Grocery strikers turn violent and beat a person.

By Onell R. Soto
UNION-TRIBUNE STAFF WRITER

October 22, 2003


K.C. ALFRED / Union-Tribune
Picketers are reflected in the window at the Ralphs on Montezuma Road where a customer had the aisle to herself.
CHULA VISTA – Two locked-out supermarket union members are facing charges in the beating of a replacement worker with a baseball bat last week.

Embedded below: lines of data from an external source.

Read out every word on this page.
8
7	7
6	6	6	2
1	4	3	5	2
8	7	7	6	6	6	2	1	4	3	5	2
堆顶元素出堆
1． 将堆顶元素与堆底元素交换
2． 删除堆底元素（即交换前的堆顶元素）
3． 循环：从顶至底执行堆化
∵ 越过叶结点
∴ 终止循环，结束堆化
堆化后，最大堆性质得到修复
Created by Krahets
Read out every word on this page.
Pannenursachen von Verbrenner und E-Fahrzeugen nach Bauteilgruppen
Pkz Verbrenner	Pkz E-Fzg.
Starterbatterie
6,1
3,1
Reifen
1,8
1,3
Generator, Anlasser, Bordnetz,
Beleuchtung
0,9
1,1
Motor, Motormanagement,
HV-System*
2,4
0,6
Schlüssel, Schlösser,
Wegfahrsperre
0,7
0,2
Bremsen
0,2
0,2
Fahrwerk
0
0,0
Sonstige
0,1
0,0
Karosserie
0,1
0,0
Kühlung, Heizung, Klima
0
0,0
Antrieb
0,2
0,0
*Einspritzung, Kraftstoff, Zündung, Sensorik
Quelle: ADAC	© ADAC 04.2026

Simon Jose Thompson, 33, and Charles Matthew Olvera, 27, both of Chula Vista, remained in jail yesterday on suspicion of assault and conspiracy, California Highway Patrol spokesman Mark Gregg said.


A prosecutor said a formal decision on charges is expected today.

The 27-year-old replacement worker had just left the Ralphs supermarket on East Palomar Street in Chula Vista early Friday morning when his car was followed by the two pickets "apparently attempting to run it off the road," Gregg said.

The two used their car to block his vehicle at the Main Street on-ramp to northbound Interstate 805, and everyone got out of their cars, he said.

One of the men then struck the replacement worker in the face and chest with a baseball bat. The other man punched the replacement worker, Gregg said. The two men also knocked out the back windows of the replacement worker's car.

Gregg did not identify the injured worker. The man told officers he didn't need medical help, but later went to a hospital on his own and was told that surgeons will have to rebuild his face for it to heal correctly, Gregg said.

The two union members were arrested Friday afternoon after an investigation by CHP investigators, he said.

Calls to Ralphs and union officials were not returned.

The incident is the first in which labor violence has led to felony charges locally since union members struck Vons and were locked out by management at Ralphs and Albertson's supermarkets Oct. 11, said a spokesman for the District Attorney's Office.

Elsewhere, reported arrests include a 17-year-old Riverside girl accused of shooting a pellet gun at pickets, and a locked-out worker in Fullerton accused of hitting a truck with his picket sign, threatening the driver, and then closing a truck door on the driver's hand.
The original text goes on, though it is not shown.